LE 11 SEPTEMBRE

LE 11 SEPTEMBRE

 

 

 

 

 

       Ce pourrait être un sujet de rédaction : que faisiez-vous le 11 septembre 2001 ? Comment avez-vous vécu cette journée ?

« L’intégrisme islamique accomplira les ravages les plus massifs si nous n’y opposons pas une politique de réforme et de justice planétaires, au XXIème (siècle) », notait Jorge Semprun dans L’Ecriture ou la vie, en 1994. Quand je lus ces phrases en quittant le lycée, il me sembla qu’elles énonçaient une vérité exagérée. Mais, après le 11 septembre, sept ans plus tard, tout devint possible.

Ce jour-là, je suis allée à la bibliothèque proche de chez moi, à Talant, une petite ville silencieuse de la banlieue dijonnaise. Couverture plastifiée des livres, propreté et souplesse, froissement délicieux des journaux, démêlement des pages glacées… Je répondis à un journaliste du Figaro qui avait écrit un encart très juste sur le scandale en littérature. Ma lettre était datée du 11 septembre : j’ignorais qu’il me faudrait ensuite, par décence, laisser reposer ma missive avant de la poster. 

Il était près de quinze heures, soleil culminant, chapeau d’or sur ciel bleu. Je fis du patin à roulettes, dans mon pâté de maisons. Maman rentra sa voiture au garage. Elle venait d’écouter la radio et me dit d’une voix perturbée des choses que je ne compris pas : « Les deux tours de New York… elles se sont effondrées. » – Les tours, pour moi, à jamais sur une affiche, dans la salle d’anglais de mon collège, sur le fond bleu marine de la demi-nuit, belles comme allant de soi, la science fiction dressée dans le quotidien, corps de verre lumineux. Les tours allant de soi !

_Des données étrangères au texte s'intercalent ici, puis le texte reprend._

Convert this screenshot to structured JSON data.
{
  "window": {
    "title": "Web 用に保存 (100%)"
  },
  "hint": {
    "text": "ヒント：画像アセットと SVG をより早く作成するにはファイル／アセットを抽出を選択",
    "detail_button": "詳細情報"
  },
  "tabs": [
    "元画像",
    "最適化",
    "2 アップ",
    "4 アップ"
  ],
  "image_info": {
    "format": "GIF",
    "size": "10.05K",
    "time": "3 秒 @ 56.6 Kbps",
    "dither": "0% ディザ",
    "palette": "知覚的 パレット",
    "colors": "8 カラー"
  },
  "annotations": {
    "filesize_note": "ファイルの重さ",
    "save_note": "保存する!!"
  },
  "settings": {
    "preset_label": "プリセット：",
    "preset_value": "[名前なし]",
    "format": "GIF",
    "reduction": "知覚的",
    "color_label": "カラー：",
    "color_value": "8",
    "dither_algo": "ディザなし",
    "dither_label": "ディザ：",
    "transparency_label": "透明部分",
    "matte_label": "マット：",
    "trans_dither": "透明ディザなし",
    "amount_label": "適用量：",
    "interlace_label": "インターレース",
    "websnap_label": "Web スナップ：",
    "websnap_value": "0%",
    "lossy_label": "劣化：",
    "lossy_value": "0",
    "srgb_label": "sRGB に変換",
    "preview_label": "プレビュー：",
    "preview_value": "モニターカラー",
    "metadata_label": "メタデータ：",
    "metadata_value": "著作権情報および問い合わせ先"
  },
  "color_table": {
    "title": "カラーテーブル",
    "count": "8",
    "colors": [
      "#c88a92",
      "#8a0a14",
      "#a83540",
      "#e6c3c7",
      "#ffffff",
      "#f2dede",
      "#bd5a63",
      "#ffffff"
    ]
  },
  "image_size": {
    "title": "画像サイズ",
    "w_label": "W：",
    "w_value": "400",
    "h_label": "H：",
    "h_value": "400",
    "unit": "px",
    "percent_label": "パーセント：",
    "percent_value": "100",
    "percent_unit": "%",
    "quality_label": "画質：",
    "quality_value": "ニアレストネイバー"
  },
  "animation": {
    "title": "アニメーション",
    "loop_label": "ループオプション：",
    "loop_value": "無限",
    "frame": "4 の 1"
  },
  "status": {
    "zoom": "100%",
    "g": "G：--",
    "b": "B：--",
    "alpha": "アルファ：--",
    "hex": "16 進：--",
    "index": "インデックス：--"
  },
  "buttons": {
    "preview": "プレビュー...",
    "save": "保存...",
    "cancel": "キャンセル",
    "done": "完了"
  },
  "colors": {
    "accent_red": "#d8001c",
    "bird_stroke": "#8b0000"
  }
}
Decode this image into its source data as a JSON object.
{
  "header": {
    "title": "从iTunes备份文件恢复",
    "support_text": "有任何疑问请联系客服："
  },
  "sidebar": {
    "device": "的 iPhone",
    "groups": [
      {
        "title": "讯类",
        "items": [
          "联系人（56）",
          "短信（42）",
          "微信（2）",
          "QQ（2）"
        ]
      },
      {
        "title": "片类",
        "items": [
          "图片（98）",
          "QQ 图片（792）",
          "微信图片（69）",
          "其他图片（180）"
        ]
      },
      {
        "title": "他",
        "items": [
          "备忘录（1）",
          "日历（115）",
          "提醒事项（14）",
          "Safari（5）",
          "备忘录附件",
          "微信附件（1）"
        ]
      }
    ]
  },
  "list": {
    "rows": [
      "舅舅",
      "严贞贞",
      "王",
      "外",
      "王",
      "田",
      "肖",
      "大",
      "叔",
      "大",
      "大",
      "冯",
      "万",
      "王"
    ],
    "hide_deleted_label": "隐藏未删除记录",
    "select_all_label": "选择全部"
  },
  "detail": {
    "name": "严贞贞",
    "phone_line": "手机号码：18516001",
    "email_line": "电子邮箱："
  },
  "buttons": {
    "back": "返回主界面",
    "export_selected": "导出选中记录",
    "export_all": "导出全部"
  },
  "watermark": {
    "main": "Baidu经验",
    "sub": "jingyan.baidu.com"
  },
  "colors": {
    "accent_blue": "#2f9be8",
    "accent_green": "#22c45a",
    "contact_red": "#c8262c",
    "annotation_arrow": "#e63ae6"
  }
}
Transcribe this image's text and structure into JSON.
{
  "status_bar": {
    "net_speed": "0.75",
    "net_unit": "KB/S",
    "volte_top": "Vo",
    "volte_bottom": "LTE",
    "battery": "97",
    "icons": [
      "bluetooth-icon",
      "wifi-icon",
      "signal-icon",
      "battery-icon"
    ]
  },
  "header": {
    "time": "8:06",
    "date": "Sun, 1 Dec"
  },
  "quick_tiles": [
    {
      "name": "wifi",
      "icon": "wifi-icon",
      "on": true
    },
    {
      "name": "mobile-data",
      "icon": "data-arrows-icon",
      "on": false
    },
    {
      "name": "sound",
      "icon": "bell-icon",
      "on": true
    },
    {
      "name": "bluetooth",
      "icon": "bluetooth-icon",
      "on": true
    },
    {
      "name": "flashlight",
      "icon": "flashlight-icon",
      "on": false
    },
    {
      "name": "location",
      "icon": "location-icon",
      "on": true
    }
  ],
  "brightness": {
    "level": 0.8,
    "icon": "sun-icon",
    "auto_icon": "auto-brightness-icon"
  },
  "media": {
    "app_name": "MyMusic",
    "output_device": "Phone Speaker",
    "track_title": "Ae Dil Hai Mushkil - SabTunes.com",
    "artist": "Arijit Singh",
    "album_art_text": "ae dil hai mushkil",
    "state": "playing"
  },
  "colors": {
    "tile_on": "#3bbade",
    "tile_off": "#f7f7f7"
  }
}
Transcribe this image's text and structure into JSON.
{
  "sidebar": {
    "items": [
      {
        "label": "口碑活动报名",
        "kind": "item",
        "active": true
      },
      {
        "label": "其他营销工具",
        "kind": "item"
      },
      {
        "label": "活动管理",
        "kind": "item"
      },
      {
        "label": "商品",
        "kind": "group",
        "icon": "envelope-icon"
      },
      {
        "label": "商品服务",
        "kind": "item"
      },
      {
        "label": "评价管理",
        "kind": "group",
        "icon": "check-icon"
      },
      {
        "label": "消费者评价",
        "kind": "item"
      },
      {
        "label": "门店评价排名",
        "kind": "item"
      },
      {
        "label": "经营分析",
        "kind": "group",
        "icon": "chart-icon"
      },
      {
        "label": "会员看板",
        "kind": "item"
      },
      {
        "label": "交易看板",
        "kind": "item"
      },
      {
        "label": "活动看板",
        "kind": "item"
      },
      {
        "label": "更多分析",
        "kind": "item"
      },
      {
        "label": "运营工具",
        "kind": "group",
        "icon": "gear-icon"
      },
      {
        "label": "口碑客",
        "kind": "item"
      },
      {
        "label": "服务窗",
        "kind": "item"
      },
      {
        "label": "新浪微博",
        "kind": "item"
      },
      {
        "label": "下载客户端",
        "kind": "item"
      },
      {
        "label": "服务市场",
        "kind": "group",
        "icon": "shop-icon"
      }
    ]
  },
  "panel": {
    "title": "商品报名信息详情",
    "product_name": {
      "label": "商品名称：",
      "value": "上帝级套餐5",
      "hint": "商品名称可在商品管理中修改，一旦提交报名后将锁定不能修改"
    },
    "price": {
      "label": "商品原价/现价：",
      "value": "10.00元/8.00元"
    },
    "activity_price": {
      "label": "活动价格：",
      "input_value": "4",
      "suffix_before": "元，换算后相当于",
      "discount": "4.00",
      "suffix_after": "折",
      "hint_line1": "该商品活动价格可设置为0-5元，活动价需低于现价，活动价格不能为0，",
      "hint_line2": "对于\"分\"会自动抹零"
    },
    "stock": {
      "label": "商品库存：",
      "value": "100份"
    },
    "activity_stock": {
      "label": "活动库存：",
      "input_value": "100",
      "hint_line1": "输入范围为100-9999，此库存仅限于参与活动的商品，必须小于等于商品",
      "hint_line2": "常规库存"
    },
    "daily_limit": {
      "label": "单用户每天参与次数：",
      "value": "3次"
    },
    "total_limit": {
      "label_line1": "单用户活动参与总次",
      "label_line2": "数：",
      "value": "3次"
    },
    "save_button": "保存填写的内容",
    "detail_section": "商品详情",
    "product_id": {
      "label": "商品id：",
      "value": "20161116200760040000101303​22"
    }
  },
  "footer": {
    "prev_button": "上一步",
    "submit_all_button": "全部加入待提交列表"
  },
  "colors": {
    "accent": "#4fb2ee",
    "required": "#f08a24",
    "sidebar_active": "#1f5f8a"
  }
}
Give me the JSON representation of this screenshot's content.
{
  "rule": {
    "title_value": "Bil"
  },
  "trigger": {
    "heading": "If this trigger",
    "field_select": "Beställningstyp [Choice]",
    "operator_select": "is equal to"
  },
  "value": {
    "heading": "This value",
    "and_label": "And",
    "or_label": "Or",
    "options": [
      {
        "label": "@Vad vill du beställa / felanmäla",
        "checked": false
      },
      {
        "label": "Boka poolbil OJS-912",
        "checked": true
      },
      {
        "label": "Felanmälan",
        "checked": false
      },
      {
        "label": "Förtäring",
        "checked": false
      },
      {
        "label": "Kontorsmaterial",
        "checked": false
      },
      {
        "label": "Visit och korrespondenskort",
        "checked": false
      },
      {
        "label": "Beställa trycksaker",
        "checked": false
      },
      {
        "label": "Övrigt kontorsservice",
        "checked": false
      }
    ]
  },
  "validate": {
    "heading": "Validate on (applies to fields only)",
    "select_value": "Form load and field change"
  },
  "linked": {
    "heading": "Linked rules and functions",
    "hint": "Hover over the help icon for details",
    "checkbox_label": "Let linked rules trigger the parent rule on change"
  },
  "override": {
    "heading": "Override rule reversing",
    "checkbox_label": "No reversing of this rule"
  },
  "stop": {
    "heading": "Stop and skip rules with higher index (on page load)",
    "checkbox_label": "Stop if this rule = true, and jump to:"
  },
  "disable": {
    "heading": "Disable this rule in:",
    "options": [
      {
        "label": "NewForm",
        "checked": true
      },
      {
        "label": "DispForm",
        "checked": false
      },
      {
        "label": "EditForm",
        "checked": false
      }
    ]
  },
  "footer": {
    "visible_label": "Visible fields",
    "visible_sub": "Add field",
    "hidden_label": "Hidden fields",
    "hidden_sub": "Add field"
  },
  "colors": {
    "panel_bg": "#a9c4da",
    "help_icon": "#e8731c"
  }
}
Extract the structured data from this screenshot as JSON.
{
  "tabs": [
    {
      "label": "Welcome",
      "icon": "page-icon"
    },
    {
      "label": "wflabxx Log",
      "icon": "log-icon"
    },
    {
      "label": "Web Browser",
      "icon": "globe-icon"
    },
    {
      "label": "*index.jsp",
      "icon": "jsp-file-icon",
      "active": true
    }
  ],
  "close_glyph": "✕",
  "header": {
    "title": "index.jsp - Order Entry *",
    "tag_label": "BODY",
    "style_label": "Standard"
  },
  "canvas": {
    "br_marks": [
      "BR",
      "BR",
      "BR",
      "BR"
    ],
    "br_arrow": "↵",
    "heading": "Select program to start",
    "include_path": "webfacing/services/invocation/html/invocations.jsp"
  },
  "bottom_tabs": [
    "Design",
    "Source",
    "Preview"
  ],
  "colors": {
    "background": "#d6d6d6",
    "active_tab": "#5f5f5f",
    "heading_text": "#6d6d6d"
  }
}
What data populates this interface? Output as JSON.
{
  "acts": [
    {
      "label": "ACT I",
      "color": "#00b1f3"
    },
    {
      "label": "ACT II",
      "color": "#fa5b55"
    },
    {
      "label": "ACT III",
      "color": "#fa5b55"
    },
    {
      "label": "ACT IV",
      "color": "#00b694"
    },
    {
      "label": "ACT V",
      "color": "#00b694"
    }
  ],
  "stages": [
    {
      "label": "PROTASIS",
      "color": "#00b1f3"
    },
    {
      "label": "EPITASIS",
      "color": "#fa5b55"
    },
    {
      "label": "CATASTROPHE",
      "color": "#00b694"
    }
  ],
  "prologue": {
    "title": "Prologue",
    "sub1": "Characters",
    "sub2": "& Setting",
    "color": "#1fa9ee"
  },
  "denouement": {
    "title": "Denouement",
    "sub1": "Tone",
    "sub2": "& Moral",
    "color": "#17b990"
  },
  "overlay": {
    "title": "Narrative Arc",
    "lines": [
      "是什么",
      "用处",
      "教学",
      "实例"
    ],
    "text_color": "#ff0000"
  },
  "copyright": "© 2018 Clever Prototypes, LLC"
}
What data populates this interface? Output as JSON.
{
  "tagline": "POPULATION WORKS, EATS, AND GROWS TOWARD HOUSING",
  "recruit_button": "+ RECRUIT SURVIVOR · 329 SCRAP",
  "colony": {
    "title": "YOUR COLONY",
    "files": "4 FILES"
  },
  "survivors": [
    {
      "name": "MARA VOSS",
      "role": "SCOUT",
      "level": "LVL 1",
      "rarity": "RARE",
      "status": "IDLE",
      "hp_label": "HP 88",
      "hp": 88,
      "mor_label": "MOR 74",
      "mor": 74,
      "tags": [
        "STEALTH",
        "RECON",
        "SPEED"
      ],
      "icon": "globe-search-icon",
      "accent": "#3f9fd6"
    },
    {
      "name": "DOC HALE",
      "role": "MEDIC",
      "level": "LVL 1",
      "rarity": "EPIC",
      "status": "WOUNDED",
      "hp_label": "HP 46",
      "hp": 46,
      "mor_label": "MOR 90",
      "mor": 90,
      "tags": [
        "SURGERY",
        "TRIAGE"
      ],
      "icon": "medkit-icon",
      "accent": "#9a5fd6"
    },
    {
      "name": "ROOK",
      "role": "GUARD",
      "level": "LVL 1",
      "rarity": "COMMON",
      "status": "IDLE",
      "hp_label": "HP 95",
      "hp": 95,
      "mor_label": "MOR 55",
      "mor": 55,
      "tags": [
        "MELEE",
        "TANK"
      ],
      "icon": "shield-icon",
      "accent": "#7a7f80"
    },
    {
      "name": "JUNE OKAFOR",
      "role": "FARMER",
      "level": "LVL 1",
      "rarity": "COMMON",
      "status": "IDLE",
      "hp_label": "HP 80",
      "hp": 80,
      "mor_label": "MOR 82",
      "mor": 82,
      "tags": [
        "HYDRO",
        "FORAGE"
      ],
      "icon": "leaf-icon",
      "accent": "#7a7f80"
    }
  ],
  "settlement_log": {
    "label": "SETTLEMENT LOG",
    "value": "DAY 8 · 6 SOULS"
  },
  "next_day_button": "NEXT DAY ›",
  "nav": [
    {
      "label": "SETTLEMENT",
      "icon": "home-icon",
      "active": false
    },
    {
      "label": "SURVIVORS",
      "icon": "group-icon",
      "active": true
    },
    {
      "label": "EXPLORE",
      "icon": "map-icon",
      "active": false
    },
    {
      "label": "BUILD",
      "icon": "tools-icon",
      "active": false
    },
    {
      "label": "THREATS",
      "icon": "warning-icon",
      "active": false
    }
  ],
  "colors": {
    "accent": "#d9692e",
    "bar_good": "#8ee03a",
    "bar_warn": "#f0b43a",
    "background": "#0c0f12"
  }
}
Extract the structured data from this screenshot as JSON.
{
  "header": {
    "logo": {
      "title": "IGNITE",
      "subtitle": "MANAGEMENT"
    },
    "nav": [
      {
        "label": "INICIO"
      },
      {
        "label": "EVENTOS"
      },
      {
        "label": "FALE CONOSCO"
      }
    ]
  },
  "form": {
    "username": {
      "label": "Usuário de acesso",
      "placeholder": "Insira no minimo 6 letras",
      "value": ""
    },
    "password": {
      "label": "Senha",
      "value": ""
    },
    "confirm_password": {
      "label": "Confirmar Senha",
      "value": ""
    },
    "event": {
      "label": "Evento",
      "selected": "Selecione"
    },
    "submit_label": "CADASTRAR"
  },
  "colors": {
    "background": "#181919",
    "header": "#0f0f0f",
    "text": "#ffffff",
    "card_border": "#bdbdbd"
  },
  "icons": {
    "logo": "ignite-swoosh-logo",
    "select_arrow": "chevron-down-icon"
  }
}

J’allume la télévision et je vois ce qui a l’air d’un film à spectacle, et qui n’en est pas un. Il me faut réaliser. D’immenses tours brûlantes, fendues, bientôt éboulées. Je n’étais pas là quand il y a eu le choc des avions. Les images repassent. M’horrifie et me hante encore aujourd’hui le souvenir d’un homme se jetant dans le vide. Je regarde la télévision sans interruption, pendant six heures. Les larmes me tombent des joues…. Indifférente à l’Amérique – qu’importe ?

Dans le jardin, mon voisin fera vite une réflexion : « Ce sont les pauvres contre les riches, et les pauvres n’ont rien à perdre ! » Rebutée par cette perspective qui justifie à mes yeux le terrorisme, je me tiens à l’écart.

Plus tard, mon beau-père, qui est peintre, mettra au mur une de ses toiles représentant une série de buildings, dont plusieurs gagnés par l’orange, le feu, sur fond bleu.

J’ignorais jusqu’alors qu’une partie de mon cœur était dans ces buildings. On nous frappe où nous n’avons jamais marché. Le corps humain est grand de quelques méridiens.